I won’t try to push it for at least a month. The tendons and muscles need to rest.

I’m trapped though. How much of this is just my mental fucking with me?

Ahhh, just focus on the process.

Taking a break

Mindset. I was in enough pain where it hurt to type.

At that moment I chose myself. I got up and did what I thought was best for myself. Some light stretches, took my mind off pain, and I felt relief.

Expectations

Expectations. I feel conflicted. Should I aim for the stars and pour myself into the problem? Or should I curb my expectations and hope for the best?

In other words, should I set myself up to fail? If I aim for perfection and I fall short, then I will have failed. In my mind, I have an idealized version of what my body should be able to do – what I should be able to do. Specifically, when I think of playing sports, I think of my 19 year old self running across the basketball court, not worrying about anything. Or playing water polo in high school. It’s hard to not steer towards the past.
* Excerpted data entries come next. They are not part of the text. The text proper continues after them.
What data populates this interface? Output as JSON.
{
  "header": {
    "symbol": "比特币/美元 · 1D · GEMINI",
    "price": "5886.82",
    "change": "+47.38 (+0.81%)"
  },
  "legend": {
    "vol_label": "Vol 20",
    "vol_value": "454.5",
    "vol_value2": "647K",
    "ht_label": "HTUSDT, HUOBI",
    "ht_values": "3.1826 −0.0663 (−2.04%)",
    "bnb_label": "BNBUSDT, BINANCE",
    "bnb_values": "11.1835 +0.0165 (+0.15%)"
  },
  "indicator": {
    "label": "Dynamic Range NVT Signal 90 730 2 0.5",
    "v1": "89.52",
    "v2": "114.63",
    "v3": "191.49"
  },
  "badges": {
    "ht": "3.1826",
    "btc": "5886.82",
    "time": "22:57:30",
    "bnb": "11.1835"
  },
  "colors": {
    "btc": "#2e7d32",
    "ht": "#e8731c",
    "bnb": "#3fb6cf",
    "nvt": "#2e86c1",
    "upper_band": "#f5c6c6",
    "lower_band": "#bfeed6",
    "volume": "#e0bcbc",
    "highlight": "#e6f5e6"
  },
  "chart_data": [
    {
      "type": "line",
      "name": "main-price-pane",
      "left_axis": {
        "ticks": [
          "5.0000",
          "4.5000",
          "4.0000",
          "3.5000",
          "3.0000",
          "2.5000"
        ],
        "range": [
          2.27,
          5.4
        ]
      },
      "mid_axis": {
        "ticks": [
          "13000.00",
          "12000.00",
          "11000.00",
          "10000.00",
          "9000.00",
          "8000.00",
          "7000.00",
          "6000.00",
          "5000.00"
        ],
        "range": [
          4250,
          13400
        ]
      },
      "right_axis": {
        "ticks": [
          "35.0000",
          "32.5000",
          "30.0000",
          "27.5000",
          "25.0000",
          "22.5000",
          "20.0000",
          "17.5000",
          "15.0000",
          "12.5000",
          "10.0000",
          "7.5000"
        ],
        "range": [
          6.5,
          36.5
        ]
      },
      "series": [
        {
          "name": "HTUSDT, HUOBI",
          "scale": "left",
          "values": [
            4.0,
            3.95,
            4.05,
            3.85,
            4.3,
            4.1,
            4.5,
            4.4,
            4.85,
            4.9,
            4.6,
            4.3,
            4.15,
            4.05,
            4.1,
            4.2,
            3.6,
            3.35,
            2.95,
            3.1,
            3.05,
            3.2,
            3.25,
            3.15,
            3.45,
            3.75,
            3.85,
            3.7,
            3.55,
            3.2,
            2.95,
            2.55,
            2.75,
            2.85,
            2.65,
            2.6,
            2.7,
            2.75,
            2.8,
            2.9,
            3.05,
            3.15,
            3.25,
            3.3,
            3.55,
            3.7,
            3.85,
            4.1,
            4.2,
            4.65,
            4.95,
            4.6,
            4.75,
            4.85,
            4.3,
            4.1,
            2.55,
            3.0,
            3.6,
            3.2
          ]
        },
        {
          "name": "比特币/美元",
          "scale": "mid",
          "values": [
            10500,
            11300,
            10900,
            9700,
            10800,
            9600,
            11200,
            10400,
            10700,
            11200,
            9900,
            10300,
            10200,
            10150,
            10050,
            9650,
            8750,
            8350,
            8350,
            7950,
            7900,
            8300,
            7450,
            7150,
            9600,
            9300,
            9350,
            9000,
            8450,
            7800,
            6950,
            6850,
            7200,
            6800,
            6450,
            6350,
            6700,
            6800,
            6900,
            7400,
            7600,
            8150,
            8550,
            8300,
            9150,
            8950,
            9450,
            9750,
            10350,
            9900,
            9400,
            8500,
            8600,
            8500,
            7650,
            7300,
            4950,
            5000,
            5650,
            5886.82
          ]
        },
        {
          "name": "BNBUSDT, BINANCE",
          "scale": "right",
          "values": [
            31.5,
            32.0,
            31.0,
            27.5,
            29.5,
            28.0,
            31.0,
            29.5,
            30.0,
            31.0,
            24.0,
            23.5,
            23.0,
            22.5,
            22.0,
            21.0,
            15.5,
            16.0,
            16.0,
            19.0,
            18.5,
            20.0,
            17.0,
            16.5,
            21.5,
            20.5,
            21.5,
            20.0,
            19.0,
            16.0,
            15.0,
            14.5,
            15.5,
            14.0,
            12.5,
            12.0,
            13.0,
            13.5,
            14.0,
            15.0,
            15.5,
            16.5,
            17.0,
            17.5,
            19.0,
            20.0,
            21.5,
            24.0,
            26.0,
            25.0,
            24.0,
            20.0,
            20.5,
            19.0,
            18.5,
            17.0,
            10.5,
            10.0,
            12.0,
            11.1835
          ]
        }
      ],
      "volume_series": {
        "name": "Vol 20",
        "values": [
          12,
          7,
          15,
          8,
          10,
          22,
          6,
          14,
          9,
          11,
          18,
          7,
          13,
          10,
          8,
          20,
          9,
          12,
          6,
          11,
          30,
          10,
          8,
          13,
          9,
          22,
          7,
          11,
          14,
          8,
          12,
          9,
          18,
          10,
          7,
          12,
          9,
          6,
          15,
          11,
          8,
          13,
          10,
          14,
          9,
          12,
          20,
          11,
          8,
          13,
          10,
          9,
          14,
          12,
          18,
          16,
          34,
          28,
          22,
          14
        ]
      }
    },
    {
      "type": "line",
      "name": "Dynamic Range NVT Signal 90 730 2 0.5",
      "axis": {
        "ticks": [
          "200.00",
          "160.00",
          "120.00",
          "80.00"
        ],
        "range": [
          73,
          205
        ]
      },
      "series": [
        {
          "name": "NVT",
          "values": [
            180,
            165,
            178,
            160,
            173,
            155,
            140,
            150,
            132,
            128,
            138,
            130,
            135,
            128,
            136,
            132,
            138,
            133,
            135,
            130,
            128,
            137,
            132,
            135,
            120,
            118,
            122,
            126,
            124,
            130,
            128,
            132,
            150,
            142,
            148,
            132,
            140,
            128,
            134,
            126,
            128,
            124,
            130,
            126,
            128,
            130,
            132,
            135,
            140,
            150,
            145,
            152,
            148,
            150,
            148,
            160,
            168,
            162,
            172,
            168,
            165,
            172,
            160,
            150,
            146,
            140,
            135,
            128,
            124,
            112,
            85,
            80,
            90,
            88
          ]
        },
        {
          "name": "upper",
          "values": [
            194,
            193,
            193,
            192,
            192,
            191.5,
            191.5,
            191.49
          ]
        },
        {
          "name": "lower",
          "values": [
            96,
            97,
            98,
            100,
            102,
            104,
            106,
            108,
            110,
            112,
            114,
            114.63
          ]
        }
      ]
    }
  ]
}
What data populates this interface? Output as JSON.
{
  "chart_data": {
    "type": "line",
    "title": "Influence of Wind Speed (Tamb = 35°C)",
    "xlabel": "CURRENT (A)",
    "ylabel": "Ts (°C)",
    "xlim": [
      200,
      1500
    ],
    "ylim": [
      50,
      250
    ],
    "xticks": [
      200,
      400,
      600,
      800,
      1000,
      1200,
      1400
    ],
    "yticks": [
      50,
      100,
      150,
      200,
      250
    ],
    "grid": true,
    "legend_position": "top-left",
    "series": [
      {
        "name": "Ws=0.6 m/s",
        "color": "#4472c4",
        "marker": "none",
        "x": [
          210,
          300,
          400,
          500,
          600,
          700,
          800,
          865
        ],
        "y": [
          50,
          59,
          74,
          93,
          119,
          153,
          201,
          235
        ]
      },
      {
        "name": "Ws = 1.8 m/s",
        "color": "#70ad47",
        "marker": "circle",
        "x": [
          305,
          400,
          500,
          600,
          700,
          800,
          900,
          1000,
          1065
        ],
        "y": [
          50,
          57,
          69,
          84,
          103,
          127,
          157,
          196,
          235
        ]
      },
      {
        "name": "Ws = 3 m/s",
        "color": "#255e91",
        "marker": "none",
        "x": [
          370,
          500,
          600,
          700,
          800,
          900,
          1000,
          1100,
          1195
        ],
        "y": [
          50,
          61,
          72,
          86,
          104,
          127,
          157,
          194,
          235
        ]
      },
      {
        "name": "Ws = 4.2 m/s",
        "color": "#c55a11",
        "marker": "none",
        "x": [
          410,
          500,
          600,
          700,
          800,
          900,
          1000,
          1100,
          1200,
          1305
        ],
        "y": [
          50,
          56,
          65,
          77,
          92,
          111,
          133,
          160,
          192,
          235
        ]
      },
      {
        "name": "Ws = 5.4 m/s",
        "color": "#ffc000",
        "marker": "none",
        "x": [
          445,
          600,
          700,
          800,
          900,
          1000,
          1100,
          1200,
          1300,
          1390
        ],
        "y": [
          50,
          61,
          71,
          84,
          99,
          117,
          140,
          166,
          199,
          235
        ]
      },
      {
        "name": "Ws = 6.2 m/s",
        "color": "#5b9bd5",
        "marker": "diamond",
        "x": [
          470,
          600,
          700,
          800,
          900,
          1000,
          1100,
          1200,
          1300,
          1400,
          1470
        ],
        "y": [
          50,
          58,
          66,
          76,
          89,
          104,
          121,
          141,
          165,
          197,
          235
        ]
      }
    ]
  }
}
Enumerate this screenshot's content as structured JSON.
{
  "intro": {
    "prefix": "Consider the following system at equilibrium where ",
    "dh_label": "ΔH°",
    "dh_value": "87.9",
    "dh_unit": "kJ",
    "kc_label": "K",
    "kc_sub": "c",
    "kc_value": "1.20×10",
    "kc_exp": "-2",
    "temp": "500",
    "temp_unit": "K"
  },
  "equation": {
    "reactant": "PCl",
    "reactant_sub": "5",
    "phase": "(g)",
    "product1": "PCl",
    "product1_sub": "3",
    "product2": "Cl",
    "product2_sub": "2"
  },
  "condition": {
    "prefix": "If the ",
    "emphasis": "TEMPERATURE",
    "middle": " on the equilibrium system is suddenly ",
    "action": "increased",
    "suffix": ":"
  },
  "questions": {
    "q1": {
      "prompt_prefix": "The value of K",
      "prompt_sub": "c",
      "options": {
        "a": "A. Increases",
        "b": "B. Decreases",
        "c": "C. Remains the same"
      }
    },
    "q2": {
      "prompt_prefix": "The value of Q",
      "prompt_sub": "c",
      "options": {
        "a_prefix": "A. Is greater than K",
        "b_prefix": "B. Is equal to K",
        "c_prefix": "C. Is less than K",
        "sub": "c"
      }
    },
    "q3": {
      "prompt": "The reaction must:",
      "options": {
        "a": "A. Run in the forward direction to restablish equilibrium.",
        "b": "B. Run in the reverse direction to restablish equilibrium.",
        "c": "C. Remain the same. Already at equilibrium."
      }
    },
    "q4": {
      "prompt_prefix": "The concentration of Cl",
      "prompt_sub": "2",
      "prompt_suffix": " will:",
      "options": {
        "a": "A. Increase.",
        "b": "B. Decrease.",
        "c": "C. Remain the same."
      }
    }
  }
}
But things change and I must adapt. But goddamn, it just feels so depressing to just accept that as you get older, you can’t do the things you are used to doing. I’m 25 years old for god’s sake!

So what’s so bad about failing? Why not try to be the best – achieving a healthy body and mindset. I’m afraid of giving it my best, not succeeding, and realizing I’m doomed. If I don’t go all in, I can always cling to hope. “That might not have worked, but hey, there’s always another thing I can do.”

But does this really make sense? I can try my hardest, not fully succeed, but make progress. And then pivot. Specifically, I’m thinking about strength training. I may reach a point where I’ve been working and not making progress in reducing pain and increasing strength. Throw out what works, what doesn’t. Try massage, acupuncture, MELT method, a new training regime, and read new books.

This makes sense, right? RIGHT??? Yes. I think I’ve mostly just talked myself into this.

A concluding note. Perfection isn’t required. If I achieve 50% pain relief and I can start going on daily walks, that will be a substantial improvement. It’s too hard to even imagine right now, but I know this will help.

So, why not give it my best? Shoot for the stars, stay present, win the day, collect data, and keep going.

Coming back

Physically, I’m at a low point. The shoulders hurt. Everyday. The fingers and hand hurt from typing. It hurts to walk.

Waking up every morning, the vague dread fills the mind, constantly thinking I’m “hurt” and the hopelessness settles over. The back hurts, the shoulders hurt, the left achilles, and on…. It scares the crap out of me to be 25 and feel like I’m 30 or 40 years older. This is freaking taxing, man.

I feel like I’m cursed. I have had surgery. I’ve worked at this for six years and am no better than where I there was before. My family and friends are sick about me talking about. And it hurts me to see them upset about it, so I’d rather not.

I can’t give up, though. A new city. A new career. Familiar friends. Loving family. Warriors in the Finals. Things are looking up.

The next 3 months I will work at this everyday and this will follow my journey to getting physically strong. I will start very easy. Consistency is crucial. Let’s go.